The air grew heavy, until Velria broke it with a brisk question. "How old are you, Rowan? And what's your magical affinity?"
Ferris shot her a look. "You didn't even read the report, did you?"
Velria shrugged. "Should I have?"
"He's under twelve. He hasn't gone through the magic awakening. And his recorded potential is low, very low."
Rowan said nothing, only poking at the fire as Velria's smirk returned.
"Now that I think about it, challenging House Vexlaar with that kind of potential wasn't brave," she said. "It was stupid."
"Enough," Ferris cut in. "From what I've heard, he's already disciple rank. That's rare for an eleven-year-old."
Velria blinked at Rowan, her smirk fading into genuine surprise.
Rowan didn't answer right away, just poked the fire with a stick, the embers flaring red.
"Low potential, huh…" Rowan muttered under his breath, his voice nearly lost in the sound of the carriage wheels crunching over the dirt road.
He knew the truth. His potential wasn't low because of him. It was because the test had been flawed from the start.

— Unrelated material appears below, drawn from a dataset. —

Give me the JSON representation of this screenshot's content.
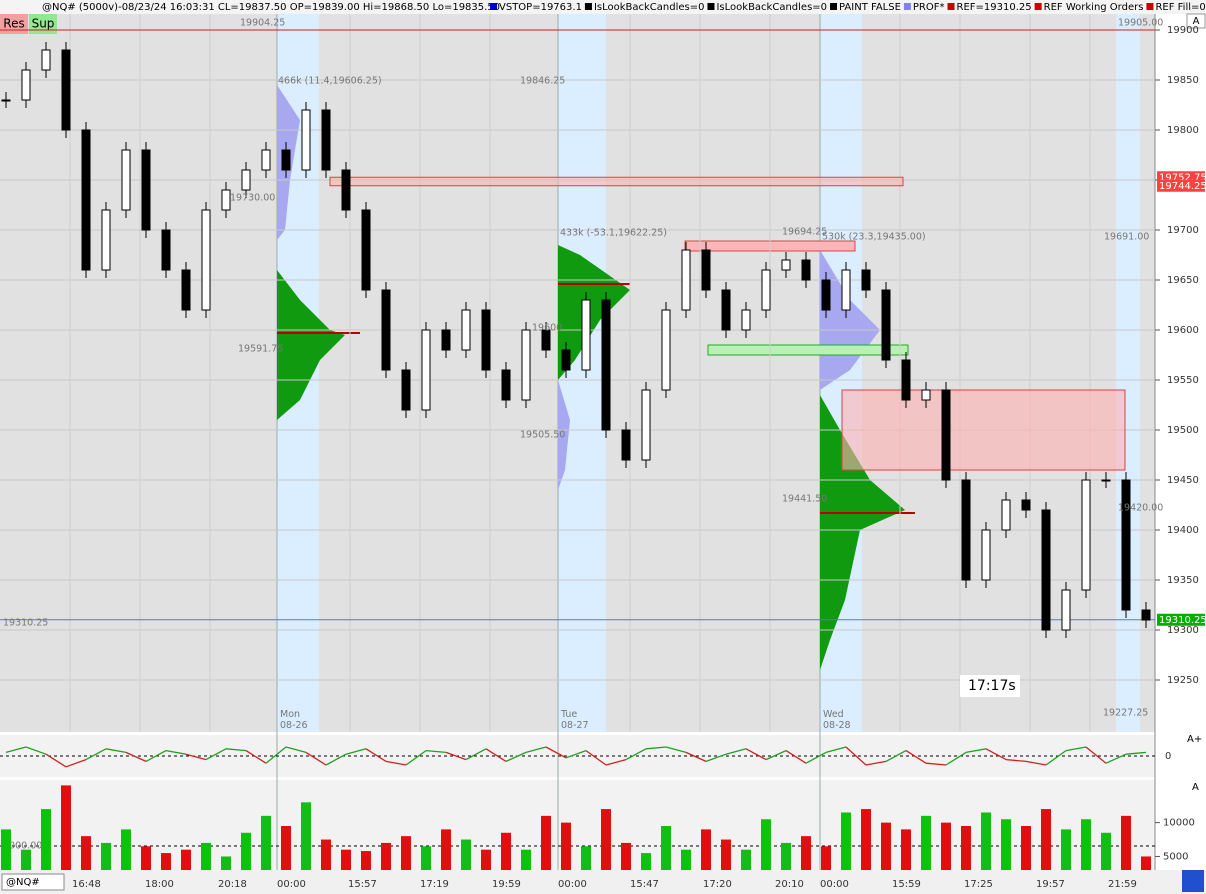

Back then, they had run the test on the original Rowan, the one who died, and he had possessed this body. The result had branded him as nearly talentless, and the house had treated him that way ever since.
Still, a small, stubborn corner of his mind couldn't help but wonder. What if? What if, during the real awakening, he discovered something worth more than pity? Fire, maybe, wild and powerful. Or perhaps darkness, cold, steady, unyielding.
But he quickly forced the thought away. Dreaming like that would only leave him disappointed. Just because the first test was wrong didn't mean his actual potential would be anything impressive. For all he knew, he didn't even have any magic potential. He could only focus on his knight training.